Perhaps the least understood stage in the processing of uracil-DNA is how the glycosylases recognize these subtle lesions within vast stretches of DNA. This is further complicated by the fact that eukaryotic DNA is organized in complex nucleoprotein structures. In vitro , the UNG-proteins appear to function in both a processive and distributive fashion, depending on the salt concentration Bennett et al. When a uracil residue is encountered, the mechanism of initial recognition is not obvious.

Thus, the enzyme might instead flip every DNA base to probe against the specificity pocket. How the energetic cost of such a scanning mechanism is covered merits further investigation, however. SMUG1 removes uracil, as well as 5-hydroxymethyluracil 5-hmeU , from single- and double stranded DNA and is proposed to have an important role in removal of uracil resulting from cytosine deamination Nilsen et al. SMUG1 is not thought to have a role in removal of incorporated uracil and it does not accumulate in replication foci.

This procedure comprised in vitro expression from a library of cDNA, and electrophoretic mobility shift upon binding of damage-recognising protein to DNA containing modified nucleotides designed to target the active site of the glycosylases. The human counterpart was identified from EST databases Haushalter et al. Thus, genes for three out of four uracil-removing activities are located on chromosome The phylogeny of the uracil-DNA glycosylase genes will be discussed in more detail below.

Thus, the term single-strand selective is not entirely appropriate for the human enzyme. Furthermore, the xSMUG1 activity was not inhibited by the peptide inhibitor Ugi that efficiently inhibits both prokaryotic and eukaryotic uracil-DNA glycosylases belonging to the Ung -family. However, it may also be formed in a two-step reaction; first the methyl-group of 5-meC in CpG-contexts is oxidised to 5-hmeC, and subsequently this residue is deaminated to yield 5-hmeU Cannon Carlson et al.

Even in extracts from wild-type mice, mSMUG1 contributed a substantial fraction of the total UDG-activity under these assay conditions. In the presence of 7. The situation may be different in mouse. In conclusion, hSMUG1 is a non-abundant enzyme present in the nucleoplasm.

The major function may be in removal of 5hmU and deaminated cytosines, although it may be less important than UNG2 in the latter process, at least in human cells. This enzyme has a strict requirement for double-stranded substrates Baker et al.

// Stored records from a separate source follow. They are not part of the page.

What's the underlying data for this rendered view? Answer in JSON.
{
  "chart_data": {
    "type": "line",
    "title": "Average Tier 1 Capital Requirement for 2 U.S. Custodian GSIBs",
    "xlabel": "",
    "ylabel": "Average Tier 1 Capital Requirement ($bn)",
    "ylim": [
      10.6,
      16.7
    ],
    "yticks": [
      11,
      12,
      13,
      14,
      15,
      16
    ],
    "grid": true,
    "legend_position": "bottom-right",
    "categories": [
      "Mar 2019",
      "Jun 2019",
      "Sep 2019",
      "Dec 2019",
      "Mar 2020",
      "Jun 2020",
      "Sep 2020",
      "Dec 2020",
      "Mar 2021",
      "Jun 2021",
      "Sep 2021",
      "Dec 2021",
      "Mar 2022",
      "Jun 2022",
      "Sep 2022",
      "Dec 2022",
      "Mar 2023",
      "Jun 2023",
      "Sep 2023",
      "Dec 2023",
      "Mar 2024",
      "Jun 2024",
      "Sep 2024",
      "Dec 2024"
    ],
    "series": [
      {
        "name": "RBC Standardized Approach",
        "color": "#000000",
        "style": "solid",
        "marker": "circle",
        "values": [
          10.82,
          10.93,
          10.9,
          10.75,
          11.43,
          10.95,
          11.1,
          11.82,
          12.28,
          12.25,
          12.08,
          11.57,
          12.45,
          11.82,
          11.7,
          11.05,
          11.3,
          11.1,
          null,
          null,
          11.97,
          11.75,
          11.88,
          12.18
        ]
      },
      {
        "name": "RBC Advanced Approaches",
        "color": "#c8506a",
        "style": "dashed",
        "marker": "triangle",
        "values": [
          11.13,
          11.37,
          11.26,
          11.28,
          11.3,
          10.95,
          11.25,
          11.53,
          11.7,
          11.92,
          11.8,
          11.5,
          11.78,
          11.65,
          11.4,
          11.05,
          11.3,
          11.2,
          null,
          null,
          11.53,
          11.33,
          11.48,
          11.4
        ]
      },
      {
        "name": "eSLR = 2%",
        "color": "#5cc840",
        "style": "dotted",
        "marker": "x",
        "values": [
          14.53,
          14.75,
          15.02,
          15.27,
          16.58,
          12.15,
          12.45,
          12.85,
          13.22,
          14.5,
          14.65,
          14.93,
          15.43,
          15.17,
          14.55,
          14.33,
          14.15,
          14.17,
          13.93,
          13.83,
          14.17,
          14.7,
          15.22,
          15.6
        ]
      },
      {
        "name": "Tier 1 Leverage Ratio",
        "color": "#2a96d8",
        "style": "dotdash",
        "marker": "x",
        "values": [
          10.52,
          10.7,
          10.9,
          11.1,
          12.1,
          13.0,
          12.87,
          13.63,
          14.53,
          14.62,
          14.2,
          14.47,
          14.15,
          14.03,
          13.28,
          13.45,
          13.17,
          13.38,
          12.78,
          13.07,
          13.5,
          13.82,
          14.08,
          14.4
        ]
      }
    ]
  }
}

Thus, there are apparently at least three different human enzymatic activities for removal of 5-hmeU from DNA. However, the major physiological role of TDG remains elusive. Interestingly, TDG may also function as a transcription factor Hardeland et al. It does not cleave the DNA backbone, and thus contains no lyase activity Neddermann et al. This is unexpected since TDG is generally very double-strand-specific, and since the substrate recognition, as deduced from data on the homologous bacterial protein MUG, involves interactions with both strands Barrett et al.

In the cases described above, the substrate is a base that has been modified. The base pairing in the DNA helix helps to determine its structure. Due to the different interactions between the bases, the dsDNA helix completes a full turn on its axis every ten bases.

Each base allows the helix to turn thirty-six degrees [2]. Adenine and guanine are both purine bases, this means that they have a double-ringed structure. Cytosine, uracil only present in RNA and thymine are pyrimidines and have single ringed structures. This page guides you through the biochemical steps of this process. Comments Close.